Bitcoin Miner Revenue Taps New Record
The increase in miner revenues comes in the backdrop of a 70% surge in Bitcoin’s value so far this year, which pushed the crypto asset to surpass the $70,000 threshold for the first time.
The increase is part of a rally that started in mid-October 2023 but gained meaningful momentum after January 11, following the approval of spot Bitcoin exchange-traded funds (ETFs) for trading by the US Securities and Exchange Commission (SEC).
During the same period, the Bitcoin hash rate, a metric reflecting the computational power utilized in mining and processing transactions, has also been hovering near its recently established peak of 649 Eh/sec, according to BitInfoCharts.
Bitcoin network difficulty, on the other hand, dropped to 79.35T after registering 80T for the first time last month.

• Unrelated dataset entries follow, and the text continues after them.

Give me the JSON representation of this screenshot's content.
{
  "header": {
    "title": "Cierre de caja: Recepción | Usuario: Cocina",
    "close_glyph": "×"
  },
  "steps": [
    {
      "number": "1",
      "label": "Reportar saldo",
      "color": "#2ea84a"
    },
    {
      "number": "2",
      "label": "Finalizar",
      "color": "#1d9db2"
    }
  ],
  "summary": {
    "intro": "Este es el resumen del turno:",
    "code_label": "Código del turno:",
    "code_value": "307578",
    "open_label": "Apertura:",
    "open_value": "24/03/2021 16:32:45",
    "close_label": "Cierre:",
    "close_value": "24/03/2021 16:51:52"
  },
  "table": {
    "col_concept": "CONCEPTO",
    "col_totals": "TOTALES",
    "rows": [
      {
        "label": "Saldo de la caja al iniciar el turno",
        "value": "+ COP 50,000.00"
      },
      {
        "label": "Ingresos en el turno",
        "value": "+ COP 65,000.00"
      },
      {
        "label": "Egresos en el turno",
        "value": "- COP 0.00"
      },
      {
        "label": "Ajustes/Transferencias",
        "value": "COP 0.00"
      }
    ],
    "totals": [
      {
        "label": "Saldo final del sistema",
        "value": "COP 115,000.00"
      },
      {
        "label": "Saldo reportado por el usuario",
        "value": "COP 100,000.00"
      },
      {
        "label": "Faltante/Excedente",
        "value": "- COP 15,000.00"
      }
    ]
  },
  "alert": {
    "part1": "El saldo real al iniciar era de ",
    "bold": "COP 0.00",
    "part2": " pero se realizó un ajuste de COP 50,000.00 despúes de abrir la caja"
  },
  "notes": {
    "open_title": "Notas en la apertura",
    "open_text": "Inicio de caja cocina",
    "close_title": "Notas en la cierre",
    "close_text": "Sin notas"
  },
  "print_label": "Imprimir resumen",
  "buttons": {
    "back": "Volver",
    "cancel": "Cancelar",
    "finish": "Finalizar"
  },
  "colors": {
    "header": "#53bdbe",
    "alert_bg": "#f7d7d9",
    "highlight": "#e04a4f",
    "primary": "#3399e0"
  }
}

Recovery for Bitcoin Miners
Bitcoin miners have been one of the worst-hit players after the unraveling of a string of crypto scandals and bankruptcies in 2022.
The subsequent prolonged slump dragged two of the largest firms at the time, Core Scientific Inc. and Compute North, into bankruptcy, with other miners warning of a liquidity crunch. However, Core Scientific has managed to emerge from bankruptcy and relisted in January.
Following a close call during the crypto winter, Bitcoin miners are now focused on survival, investing billions in equipment and ramping up energy consumption at an unprecedented rate ahead of the halving event which poses a threat to their revenue streams.
But an upcoming event slated for April, which will halve miner rewards and reduce the coin’s supply growth, has further fueled speculation of price increases.
This situation represents a stark contrast to the depths of the crypto winter when some miners faced bankruptcy. For example, the Valkyrie Bitcoin Miners ETF, featuring companies like CleanSpark Inc. and Marathon Digital Holdings Inc., has more than doubled in value over the past year.
Firms are racing to position themselves for success, with Bloomberg reporting that since February 2023, 13 of the top mining companies have collectively placed orders exceeding $1 billion for specialized computers.